Strategically, it is just as important to formulate what to stop doing as it is to formulate what to start doing. In Rita McGrath’s book, The End of Competitive Advantage, she argues for healthy disengagements of businesses.
It is a case of recognizing decline as soon as you can and appropriately disengaging from the business in a way that conserves resources and supports your strategic direction.
Signs of decline can easily be spotted and usually long enough before it creates a crisis. But as McGrath identifies, the measurements for decline are not the usual routine operational measurements. She lists the categories of declines as:
- Diminishing Returns to Innovation – next generation innovations start to be smaller and smaller improvements in the user’s experience
- Increasing Commoditization – alternatives start to be increasingly acceptable to potential customers
- Diminishing Returns to Capital Employment – growth rates in certain portfolio offerings begin to perform below an acceptable target
Once a portfolio business becomes a candidate for shifting resources or divestiture, you have to act quickly to conserve the value as it declines.

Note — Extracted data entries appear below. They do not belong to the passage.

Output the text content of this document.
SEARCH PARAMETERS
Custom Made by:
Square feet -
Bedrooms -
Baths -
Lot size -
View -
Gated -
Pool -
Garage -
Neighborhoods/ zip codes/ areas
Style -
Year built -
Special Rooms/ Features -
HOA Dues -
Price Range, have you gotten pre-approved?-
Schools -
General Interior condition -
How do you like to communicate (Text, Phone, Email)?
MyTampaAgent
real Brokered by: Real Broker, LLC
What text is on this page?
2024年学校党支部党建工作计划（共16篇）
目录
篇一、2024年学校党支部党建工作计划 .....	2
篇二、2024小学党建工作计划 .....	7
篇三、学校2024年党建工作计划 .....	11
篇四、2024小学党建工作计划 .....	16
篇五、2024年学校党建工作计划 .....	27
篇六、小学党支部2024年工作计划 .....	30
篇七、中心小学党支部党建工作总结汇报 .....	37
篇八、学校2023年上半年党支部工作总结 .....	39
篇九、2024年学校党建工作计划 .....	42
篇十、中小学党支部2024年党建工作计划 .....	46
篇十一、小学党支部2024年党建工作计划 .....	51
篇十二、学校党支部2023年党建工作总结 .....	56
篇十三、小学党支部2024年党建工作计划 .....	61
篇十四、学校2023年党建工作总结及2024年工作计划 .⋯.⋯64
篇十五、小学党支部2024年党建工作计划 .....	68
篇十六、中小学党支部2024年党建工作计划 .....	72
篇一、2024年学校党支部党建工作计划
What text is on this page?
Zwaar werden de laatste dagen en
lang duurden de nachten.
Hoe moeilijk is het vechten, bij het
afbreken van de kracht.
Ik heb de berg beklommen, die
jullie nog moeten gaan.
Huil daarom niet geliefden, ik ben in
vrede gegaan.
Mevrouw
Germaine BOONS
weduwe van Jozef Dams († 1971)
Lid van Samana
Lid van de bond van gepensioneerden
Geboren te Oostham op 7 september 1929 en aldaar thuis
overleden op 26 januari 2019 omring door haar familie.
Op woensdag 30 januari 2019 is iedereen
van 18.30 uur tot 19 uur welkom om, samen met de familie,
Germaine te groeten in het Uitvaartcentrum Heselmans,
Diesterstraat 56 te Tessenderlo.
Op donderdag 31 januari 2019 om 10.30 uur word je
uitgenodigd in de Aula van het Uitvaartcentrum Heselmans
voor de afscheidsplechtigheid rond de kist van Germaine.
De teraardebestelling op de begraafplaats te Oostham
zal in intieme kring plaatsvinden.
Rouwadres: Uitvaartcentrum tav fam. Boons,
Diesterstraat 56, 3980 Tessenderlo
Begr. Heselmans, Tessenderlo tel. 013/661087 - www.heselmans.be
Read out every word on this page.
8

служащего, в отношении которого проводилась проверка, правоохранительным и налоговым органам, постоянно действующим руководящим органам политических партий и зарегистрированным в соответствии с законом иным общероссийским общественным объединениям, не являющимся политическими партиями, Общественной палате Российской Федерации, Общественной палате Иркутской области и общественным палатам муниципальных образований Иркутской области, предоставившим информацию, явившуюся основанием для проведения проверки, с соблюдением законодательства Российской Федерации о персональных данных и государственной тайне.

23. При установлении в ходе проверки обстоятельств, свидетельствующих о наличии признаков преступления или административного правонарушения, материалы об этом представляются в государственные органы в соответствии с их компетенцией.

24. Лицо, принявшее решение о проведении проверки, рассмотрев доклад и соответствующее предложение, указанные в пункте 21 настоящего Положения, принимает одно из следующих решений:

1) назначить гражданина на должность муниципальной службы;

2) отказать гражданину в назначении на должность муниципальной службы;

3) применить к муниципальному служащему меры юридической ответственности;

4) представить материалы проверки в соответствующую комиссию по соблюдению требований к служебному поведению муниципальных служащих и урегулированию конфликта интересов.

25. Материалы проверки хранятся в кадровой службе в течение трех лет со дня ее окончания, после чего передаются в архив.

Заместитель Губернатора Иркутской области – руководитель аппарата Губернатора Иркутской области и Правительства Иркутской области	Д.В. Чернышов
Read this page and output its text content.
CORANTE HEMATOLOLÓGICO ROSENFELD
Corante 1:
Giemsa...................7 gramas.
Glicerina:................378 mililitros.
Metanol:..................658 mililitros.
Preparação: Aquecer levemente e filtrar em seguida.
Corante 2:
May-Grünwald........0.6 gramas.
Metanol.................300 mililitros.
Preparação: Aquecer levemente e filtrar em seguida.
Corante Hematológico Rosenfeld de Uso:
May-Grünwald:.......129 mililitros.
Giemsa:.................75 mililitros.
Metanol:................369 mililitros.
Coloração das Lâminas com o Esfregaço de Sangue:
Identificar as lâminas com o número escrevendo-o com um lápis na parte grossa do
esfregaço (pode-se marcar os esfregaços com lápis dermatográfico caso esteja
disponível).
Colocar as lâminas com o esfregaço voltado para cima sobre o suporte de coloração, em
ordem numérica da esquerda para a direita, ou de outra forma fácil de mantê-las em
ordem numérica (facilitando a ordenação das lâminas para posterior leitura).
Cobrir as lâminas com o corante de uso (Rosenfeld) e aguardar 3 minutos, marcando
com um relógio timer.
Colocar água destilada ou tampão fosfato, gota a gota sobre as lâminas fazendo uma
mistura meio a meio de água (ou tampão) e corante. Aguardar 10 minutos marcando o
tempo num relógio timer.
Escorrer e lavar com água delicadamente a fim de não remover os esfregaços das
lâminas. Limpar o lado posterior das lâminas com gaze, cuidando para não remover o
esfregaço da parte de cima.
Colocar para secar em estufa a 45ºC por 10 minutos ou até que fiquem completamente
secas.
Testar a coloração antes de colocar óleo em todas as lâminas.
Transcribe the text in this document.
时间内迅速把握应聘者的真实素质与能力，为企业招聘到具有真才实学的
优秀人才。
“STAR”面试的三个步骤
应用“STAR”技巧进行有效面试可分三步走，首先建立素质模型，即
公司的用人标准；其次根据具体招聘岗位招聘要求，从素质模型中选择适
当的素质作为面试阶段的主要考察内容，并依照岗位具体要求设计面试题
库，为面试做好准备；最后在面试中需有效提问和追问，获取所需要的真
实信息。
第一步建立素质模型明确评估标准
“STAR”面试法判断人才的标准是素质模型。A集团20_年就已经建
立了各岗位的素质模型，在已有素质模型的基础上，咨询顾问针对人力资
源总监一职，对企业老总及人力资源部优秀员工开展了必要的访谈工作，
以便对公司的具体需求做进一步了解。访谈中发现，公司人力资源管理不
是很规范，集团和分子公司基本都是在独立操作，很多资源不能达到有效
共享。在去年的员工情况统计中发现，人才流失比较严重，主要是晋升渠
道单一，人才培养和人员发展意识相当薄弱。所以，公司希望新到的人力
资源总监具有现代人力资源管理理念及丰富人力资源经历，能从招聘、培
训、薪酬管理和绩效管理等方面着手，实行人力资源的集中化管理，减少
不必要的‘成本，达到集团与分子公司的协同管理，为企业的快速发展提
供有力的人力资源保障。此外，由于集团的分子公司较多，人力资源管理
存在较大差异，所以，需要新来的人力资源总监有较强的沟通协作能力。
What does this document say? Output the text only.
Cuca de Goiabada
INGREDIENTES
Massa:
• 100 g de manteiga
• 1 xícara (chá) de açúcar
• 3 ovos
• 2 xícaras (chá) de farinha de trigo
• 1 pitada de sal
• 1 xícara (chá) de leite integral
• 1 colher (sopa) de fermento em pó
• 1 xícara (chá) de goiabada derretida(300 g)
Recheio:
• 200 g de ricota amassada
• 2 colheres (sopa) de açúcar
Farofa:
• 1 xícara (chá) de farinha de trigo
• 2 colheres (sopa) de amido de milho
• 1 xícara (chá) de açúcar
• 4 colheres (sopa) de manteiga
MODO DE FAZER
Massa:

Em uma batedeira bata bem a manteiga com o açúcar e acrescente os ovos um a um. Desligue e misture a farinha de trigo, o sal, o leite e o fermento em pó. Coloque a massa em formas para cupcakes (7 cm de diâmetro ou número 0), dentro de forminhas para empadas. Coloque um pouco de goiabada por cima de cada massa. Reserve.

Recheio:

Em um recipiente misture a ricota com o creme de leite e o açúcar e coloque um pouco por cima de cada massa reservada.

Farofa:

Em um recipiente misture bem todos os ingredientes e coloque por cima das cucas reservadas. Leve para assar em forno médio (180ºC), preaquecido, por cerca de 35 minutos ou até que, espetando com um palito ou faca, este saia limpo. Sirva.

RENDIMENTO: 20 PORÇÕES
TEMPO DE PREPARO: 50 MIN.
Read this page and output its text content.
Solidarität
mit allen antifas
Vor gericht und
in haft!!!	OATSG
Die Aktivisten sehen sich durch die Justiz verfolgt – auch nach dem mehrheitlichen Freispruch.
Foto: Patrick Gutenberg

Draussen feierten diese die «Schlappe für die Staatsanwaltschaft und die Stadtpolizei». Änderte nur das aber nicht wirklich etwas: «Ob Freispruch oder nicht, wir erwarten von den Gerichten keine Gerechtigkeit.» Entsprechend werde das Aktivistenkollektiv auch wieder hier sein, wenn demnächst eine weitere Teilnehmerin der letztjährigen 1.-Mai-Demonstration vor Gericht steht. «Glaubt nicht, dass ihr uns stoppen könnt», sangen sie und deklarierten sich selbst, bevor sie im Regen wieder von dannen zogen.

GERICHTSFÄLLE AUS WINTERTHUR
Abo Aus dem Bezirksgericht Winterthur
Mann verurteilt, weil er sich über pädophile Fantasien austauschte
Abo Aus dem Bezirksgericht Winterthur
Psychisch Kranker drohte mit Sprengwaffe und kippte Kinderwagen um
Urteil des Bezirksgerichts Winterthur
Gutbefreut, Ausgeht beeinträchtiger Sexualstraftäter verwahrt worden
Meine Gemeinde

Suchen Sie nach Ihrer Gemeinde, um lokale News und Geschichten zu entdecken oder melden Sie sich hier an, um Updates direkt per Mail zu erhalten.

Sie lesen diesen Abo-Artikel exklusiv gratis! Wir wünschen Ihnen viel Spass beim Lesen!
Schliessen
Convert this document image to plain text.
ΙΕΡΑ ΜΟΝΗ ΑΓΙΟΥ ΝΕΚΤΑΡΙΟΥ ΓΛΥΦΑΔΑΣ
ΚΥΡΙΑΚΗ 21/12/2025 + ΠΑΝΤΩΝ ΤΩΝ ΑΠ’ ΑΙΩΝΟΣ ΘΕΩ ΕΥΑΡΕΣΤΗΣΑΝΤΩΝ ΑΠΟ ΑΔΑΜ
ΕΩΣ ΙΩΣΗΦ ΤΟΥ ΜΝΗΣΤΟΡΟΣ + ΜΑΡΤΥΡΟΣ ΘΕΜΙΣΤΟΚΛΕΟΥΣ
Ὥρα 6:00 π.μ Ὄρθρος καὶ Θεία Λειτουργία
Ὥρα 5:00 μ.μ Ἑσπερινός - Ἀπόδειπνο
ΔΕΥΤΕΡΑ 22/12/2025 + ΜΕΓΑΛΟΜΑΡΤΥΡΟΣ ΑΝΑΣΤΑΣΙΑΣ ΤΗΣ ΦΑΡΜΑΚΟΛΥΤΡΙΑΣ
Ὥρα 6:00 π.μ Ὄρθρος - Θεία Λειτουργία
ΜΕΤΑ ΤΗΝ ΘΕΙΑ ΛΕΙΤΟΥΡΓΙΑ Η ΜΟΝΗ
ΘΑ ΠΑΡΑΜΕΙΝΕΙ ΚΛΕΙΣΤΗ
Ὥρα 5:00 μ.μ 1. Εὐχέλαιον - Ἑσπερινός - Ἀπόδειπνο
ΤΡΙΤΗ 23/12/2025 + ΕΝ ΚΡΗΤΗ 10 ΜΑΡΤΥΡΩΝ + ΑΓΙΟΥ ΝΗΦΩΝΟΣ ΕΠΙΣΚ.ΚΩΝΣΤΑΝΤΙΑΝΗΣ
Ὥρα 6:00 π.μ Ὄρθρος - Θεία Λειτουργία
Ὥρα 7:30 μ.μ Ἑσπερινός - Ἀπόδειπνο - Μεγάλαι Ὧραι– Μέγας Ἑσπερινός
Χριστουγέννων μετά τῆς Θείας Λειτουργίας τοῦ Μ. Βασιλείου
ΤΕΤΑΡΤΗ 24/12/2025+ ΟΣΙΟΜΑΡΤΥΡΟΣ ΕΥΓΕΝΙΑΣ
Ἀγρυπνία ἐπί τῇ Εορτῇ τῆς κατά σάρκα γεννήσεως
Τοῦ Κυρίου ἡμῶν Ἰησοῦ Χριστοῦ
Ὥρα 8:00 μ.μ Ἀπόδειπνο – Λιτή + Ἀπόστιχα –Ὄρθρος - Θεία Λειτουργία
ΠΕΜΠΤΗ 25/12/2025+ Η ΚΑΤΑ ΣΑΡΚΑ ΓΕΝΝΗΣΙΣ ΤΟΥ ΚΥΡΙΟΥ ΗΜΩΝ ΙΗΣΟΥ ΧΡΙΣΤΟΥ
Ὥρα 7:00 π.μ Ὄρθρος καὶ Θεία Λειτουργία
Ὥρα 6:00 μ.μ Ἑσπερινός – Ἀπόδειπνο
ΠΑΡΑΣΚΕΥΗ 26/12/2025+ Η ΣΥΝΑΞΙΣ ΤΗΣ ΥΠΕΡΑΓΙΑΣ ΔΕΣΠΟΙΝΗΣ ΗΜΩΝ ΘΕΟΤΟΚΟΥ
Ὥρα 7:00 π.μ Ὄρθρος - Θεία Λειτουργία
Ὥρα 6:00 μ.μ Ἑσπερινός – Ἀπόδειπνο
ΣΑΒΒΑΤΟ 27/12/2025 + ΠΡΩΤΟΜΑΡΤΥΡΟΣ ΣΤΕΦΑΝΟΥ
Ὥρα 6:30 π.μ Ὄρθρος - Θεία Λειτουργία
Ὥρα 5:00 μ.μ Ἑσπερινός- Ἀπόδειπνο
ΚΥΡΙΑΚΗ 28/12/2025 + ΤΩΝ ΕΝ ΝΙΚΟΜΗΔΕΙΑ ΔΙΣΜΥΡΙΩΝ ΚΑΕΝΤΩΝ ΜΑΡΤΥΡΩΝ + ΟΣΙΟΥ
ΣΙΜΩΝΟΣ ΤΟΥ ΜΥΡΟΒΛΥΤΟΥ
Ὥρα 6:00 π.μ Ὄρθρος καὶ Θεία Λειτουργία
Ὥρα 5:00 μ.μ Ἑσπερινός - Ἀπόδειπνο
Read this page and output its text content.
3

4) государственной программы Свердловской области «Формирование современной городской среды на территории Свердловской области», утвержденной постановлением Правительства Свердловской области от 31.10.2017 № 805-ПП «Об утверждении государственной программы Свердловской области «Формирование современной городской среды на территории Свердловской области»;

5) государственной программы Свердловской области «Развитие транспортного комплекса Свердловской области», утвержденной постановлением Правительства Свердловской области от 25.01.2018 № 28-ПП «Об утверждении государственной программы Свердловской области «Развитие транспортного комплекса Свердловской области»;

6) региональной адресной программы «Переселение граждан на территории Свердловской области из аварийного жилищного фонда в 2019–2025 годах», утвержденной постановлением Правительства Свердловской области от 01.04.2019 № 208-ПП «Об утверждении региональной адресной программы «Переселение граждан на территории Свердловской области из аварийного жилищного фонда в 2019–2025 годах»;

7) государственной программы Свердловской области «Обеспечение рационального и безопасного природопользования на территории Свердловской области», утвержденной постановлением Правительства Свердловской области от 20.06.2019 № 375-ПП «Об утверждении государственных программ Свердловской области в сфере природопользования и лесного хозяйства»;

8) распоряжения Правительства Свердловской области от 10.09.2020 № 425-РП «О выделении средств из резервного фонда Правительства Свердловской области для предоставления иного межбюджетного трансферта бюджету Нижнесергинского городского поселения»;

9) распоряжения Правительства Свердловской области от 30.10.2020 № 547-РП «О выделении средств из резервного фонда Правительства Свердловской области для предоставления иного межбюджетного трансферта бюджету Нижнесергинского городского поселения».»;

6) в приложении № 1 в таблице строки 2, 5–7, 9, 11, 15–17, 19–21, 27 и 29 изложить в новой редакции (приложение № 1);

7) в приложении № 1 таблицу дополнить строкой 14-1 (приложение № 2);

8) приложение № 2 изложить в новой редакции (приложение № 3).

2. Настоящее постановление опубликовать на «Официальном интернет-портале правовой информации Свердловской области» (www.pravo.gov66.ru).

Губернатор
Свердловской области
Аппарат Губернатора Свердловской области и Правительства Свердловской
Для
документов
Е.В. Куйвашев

McGrath identifies three reasons a business should be removed from the corporate portfolio:
- Capability-Offering is core – the offering is heading for obsolescence, but customers, suppliers, and the organization need to be transitioned to a new platform or service offering
- Capability-Offering has value, but not for us – divest for reasonable prices
- Capability-Offering is in decline – optimum pay for customer support while decreasing investment
Of course, to complicate each of these reasons and actions is the element of time. If there is relatively little time pressure, then the delineated approach can work in a deliberate fashion, but if time pressure exists, the response becomes more urgent. A migration becomes a divestiture, divesting for reasonable prices become bargain prices, and continuing support becomes transitional in an end-game.
To equip your business to prune in a healthy manner, McGrath recommends that you identify the warning signs of decline, create metrics to highlight the import, and once the decision for disengagement has been made, pick the appropriate approach in accordance with value to the business, the reason for decline, and the pressure of time.
Pruning your business is an important on-going strategic action for businesses who desire to build and exploit transient competitive advantages.